Advice to medical students: Fill your heads while opening your hearts

Posted in GUMC Stories

August 11, 2016—Nancy Harazduk, MEd, MSW, knows the trajectory well.  On August 3, approximately 200 medical students were officially greeted at Georgetown University Medical School and the class of 2020 commenced with great optimism and expectations.  When classes start, the stress begins to build. Before long, more than a few students start to feel lost, lonely and isolated — everyone else is smarter than they are.

By the second semester, about 40 percent of the freshmen class are ready to take the help so freely and graciously offered by Harazduk and her 12 physician/researcher facilitators.  Harazduk, director of the Mind Body Medicine Program, has built a second semester freshman elective course that has few rivals in medical education.   

Self-care

When she created the program 15 years ago, it was unheard of. No one offered credit for a course whose objectives were to enhance the students’ self-awareness, increase their self-care skills, and to teach stress reduction tools to help them throughout medical school and in life.

Harazduk meets with no more than 10 students — as does each teacher/facilitator in the program — for two hours a week.  Each session begins with an opening meditation and then the students have a “check in” — one of the most important parts of the course.
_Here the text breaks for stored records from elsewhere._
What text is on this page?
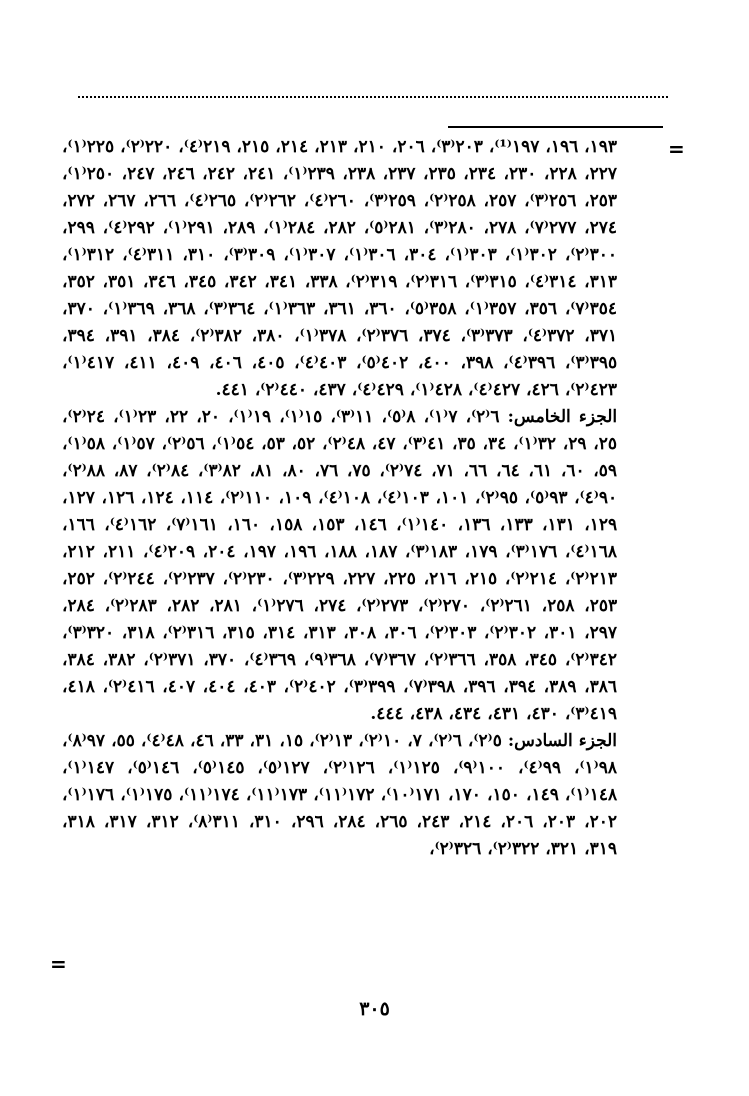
=

١٩٣، ١٩٦، ١٩٧⁽¹⁾، ٢٠٣⁽٣⁾، ٢٠٦، ٢١٠، ٢١٣، ٢١٤، ٢١٥، ٢١٩⁽٤⁾، ٢٢٠⁽٢⁾، ٢٢٥⁽١⁾، ٢٢٧، ٢٢٨، ٢٣٠، ٢٣٤، ٢٣٥، ٢٣٧، ٢٣٨، ٢٣٩⁽١⁾، ٢٤١، ٢٤٢، ٢٤٦، ٢٤٧، ٢٥٠⁽١⁾، ٢٥٣، ٢٥٦⁽٣⁾، ٢٥٧، ٢٥٨⁽٢⁾، ٢٥٩⁽٣⁾، ٢٦٠⁽٤⁾، ٢٦٢⁽٢⁾، ٢٦٥⁽٤⁾، ٢٦٦، ٢٦٧، ٢٧٢، ٢٧٤، ٢٧٧⁽٧⁾، ٢٧٨، ٢٨٠⁽٣⁾، ٢٨١⁽٥⁾، ٢٨٢، ٢٨٤⁽١⁾، ٢٨٩، ٢٩١⁽١⁾، ٢٩٢⁽٤⁾، ٢٩٩، ٣٠٠⁽٢⁾، ٣٠٢⁽١⁾، ٣٠٣⁽١⁾، ٣٠٤، ٣٠٦⁽١⁾، ٣٠٧⁽١⁾، ٣٠٩⁽٣⁾، ٣١٠، ٣١١⁽٤⁾، ٣١٢⁽١⁾، ٣١٣، ٣١٤⁽٤⁾، ٣١٥⁽٣⁾، ٣١٦⁽٢⁾، ٣١٩⁽٢⁾، ٣٣٨، ٣٤١، ٣٤٢، ٣٤٥، ٣٤٦، ٣٥١، ٣٥٢، ٣٥٤⁽٧⁾، ٣٥٦، ٣٥٧⁽١⁾، ٣٥٨⁽٥⁾، ٣٦٠، ٣٦١، ٣٦٣⁽١⁾، ٣٦٤⁽٣⁾، ٣٦٨، ٣٦٩⁽١⁾، ٣٧٠، ٣٧١، ٣٧٢⁽٤⁾، ٣٧٣⁽٣⁾، ٣٧٤، ٣٧٦⁽٢⁾، ٣٧٨⁽١⁾، ٣٨٠، ٣٨٢⁽٢⁾، ٣٨٤، ٣٩١، ٣٩٤، ٣٩٥⁽٣⁾، ٣٩٦⁽٤⁾، ٣٩٨، ٤٠٠، ٤٠٢⁽٥⁾، ٤٠٣⁽٤⁾، ٤٠٥، ٤٠٦، ٤٠٩، ٤١١، ٤١٧⁽١⁾، ٤٢٣⁽٢⁾، ٤٢٦، ٤٢٧⁽٤⁾، ٤٢٨⁽١⁾، ٤٢٩⁽٤⁾، ٤٣٧، ٤٤٠⁽٢⁾، ٤٤١.

الجزء الخامس: ٦⁽٢⁾، ٧⁽١⁾، ٨⁽٥⁾، ١١⁽٣⁾، ١٥⁽١⁾، ١٩⁽١⁾، ٢٠، ٢٢، ٢٣⁽١⁾، ٢٤⁽٢⁾، ٢٥، ٢٩، ٣٢⁽١⁾، ٣٤، ٣٥، ٤١⁽٣⁾، ٤٧، ٤٨⁽٢⁾، ٥٢، ٥٣، ٥٤⁽١⁾، ٥٦⁽٢⁾، ٥٧⁽١⁾، ٥٨⁽١⁾، ٥٩، ٦٠، ٦١، ٦٤، ٦٦، ٧١، ٧٤⁽٢⁾، ٧٥، ٧٦، ٨٠، ٨١، ٨٢⁽٣⁾، ٨٤⁽٢⁾، ٨٧، ٨٨⁽٢⁾، ٩٠⁽٤⁾، ٩٣⁽٥⁾، ٩٥⁽٢⁾، ١٠١، ١٠٣⁽٤⁾، ١٠٨⁽٤⁾، ١٠٩، ١١٠⁽٢⁾، ١١٤، ١٢٤، ١٢٦، ١٢٧، ١٢٩، ١٣١، ١٣٣، ١٣٦، ١٤٠⁽١⁾، ١٤٦، ١٥٣، ١٥٨، ١٦٠، ١٦١⁽٧⁾، ١٦٢⁽٤⁾، ١٦٦، ١٦٨⁽٤⁾، ١٧٦⁽٣⁾، ١٧٩، ١٨٣⁽٣⁾، ١٨٧، ١٨٨، ١٩٦، ١٩٧، ٢٠٤، ٢٠٩⁽٤⁾، ٢١١، ٢١٢، ٢١٣⁽٢⁾، ٢١٤⁽٢⁾، ٢١٥، ٢١٦، ٢٢٥، ٢٢٧، ٢٢٩⁽٣⁾، ٢٣٠⁽٢⁾، ٢٣٧⁽٢⁾، ٢٤٤⁽٢⁾، ٢٥٢، ٢٥٣، ٢٥٨، ٢٦١⁽٢⁾، ٢٧٠⁽٢⁾، ٢٧٣⁽٢⁾، ٢٧٤، ٢٧٦⁽١⁾، ٢٨١، ٢٨٢، ٢٨٣⁽٢⁾، ٢٨٤، ٢٩٧، ٣٠١، ٣٠٢⁽٢⁾، ٣٠٣⁽٢⁾، ٣٠٦، ٣٠٨، ٣١٣، ٣١٤، ٣١٥، ٣١٦⁽٢⁾، ٣١٨، ٣٢٠⁽٣⁾، ٣٤٢⁽٢⁾، ٣٤٥، ٣٥٨، ٣٦٦⁽٢⁾، ٣٦٧⁽٧⁾، ٣٦٨⁽٩⁾، ٣٦٩⁽٤⁾، ٣٧٠، ٣٧١⁽٢⁾، ٣٨٢، ٣٨٤، ٣٨٦، ٣٨٩، ٣٩٤، ٣٩٦، ٣٩٨⁽٧⁾، ٣٩٩⁽٣⁾، ٤٠٢⁽٢⁾، ٤٠٣، ٤٠٤، ٤٠٧، ٤١٦⁽٢⁾، ٤١٨، ٤١٩⁽٣⁾، ٤٣٠، ٤٣١، ٤٣٤، ٤٣٨، ٤٤٤.

الجزء السادس: ٥⁽٢⁾، ٦⁽٢⁾، ٧، ١٠⁽٢⁾، ١٣⁽٢⁾، ١٥، ٣١، ٣٣، ٤٦، ٤٨⁽٤⁾، ٥٥، ٩٧⁽٨⁾، ٩٨⁽١⁾، ٩٩⁽٤⁾، ١٠٠⁽٩⁾، ١٢٥⁽١⁾، ١٢٦⁽٢⁾، ١٢٧⁽٥⁾، ١٤٥⁽٥⁾، ١٤٦⁽٥⁾، ١٤٧⁽١⁾، ١٤٨⁽١⁾، ١٤٩، ١٥٠، ١٧٠، ١٧١⁽١٠⁾، ١٧٢⁽١١⁾، ١٧٣⁽١١⁾، ١٧٤⁽١١⁾، ١٧٥⁽١⁾، ١٧٦⁽١⁾، ٢٠٢، ٢٠٣، ٢٠٦، ٢١٤، ٢٤٣، ٢٦٥، ٢٨٤، ٢٩٦، ٣١٠، ٣١١⁽٨⁾، ٣١٢، ٣١٧، ٣١٨، ٣١٩، ٣٢١، ٣٢٢⁽٢⁾، ٣٢٦⁽٢⁾،

=
٣٠٥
“This is healing and transformative for many of the students, because what it does is create a safe place for students to share what is going on in their lives, and they learn they are not the only ones who are struggling to adjust to medical school,” she says.

Family of students

“One of the things I have found is that these students are in a state of constant anxiety. They feel like they are the only ones having issues — that everyone else is doing great and they are not able to adjust and fit in,” Harazduk says. “Once we are in a group like this, they are able to discuss what is really true for them. They see that everyone else in the group is in the same place. The isolation dissipates, the anxiety decreases. It is really remarkable to observe.”

There are three key elements to the check-in, she adds. Confidentiality is number one. “Whatever we say never leaves the room. Then what happens in this safe space is that the students feel like a family. When you share your vulnerabilities and your insights with each other, you become intimately connected and begin to care deeply for each other’s well being.

“Many of the students support each other throughout their lives,” Harazduk says. “They practice all over the world but some still meet on the Internet once a month. These students are being authentic and that doesn’t happen often outside of the course.”

Be present

The second rule is to establish more compassion than competition. “Competition causes empathy to decrease,” Harazduk says.

The final rule is to “mutually respect each other and listen without judgment. No analyzing and no advice giving. If someone tells me the way I should do something I am not going to want to tell that person much more,” she says.

“We like to take people out of their heads and into their hearts. Knowledge is an important aspect to medical education, of course.  But it is not balanced,” Harazduk says. “ Students need to access  the  intuitive wisdom of the  heart,  as well. The combination of both — knowledge and inner wisdom — creates a remarkable physician.”

In each session, beyond the class opening meditation and a check-in, the facilitators teach a new skill such as mindfulness and guided imagery, autogenic training, biofeedback, journaling, drawing and movement to be used for the rest of their learning careers and beyond.

 “The common theme to all the exercises is to teach students to be present in the moment and not to worry about the past or the future,” Harazduk says. “That is key to stress reduction — focus your attention on the present moment.”